CAIRO- An Egyptian court ordered on Tuesday the suspension of licences for ride-hailing companies Uber and Careem after taxi drivers filed a lawsuit seeking to shutdown operations of the two firms in Egypt, judicial sources said.
The case was taken up in April last year, said Khalid al-Jamal, a lawyer acting for the taxi drivers who filed the case.
The case against the two companies argued that the ride-hailing services were illegally using private cars as taxis.
Tuesday's decision was effective immediately, meaning the companies must suspend services pending a final ruling, but it can be appealed within 60 days, the judicial sources said.

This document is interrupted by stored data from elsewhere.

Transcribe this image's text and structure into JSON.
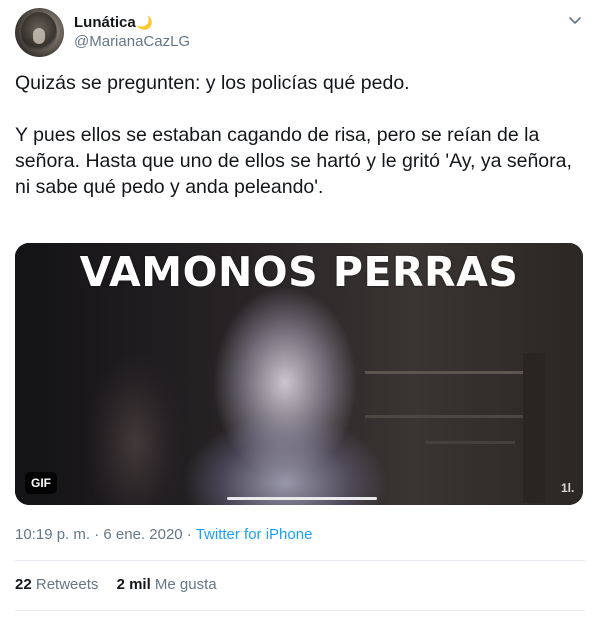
{
  "author": {
    "display_name": "Lunática",
    "name_emoji": "🌙",
    "handle": "@MarianaCazLG",
    "avatar_icon": "avatar-photo"
  },
  "tweet": {
    "text": "Quizás se pregunten: y los policías qué pedo.\n\nY pues ellos se estaban cagando de risa, pero se reían de la señora. Hasta  que uno de ellos se hartó y le gritó 'Ay, ya señora, ni sabe qué pedo y anda peleando'."
  },
  "media": {
    "caption": "VAMONOS PERRAS",
    "badge": "GIF",
    "corner_mark": "1l."
  },
  "meta": {
    "time": "10:19 p. m.",
    "separator_1": " · ",
    "date": "6 ene. 2020",
    "separator_2": " · ",
    "source": "Twitter for iPhone"
  },
  "stats": {
    "retweets_count": "22",
    "retweets_label": "Retweets",
    "likes_count": "2 mil",
    "likes_label": "Me gusta"
  },
  "colors": {
    "text": "#14171a",
    "secondary": "#657786",
    "accent": "#1da1f2",
    "divider": "#e6ecf0"
  }
}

It was not immediately clear when a final ruling would be issued on the case.
Careem said it had not yet received any official request to stop operations in Egypt, and continued to operate as normal. Uber issued no immediate response.
Uber said last year it was committed to Egypt despite challenges presented by sweeping economic reforms and record inflation. Uber in October announced $20 million of investment in its new support centre in Cairo.
The San Francisco-based company has had to make deals with local car dealerships to provide its drivers with affordable vehicles and adjust its ride prices to ensure its workers were not hit too hard by inflation.
Uber had 2 million users in Egypt in 2016, giving jobs to 60,000 drivers, it said.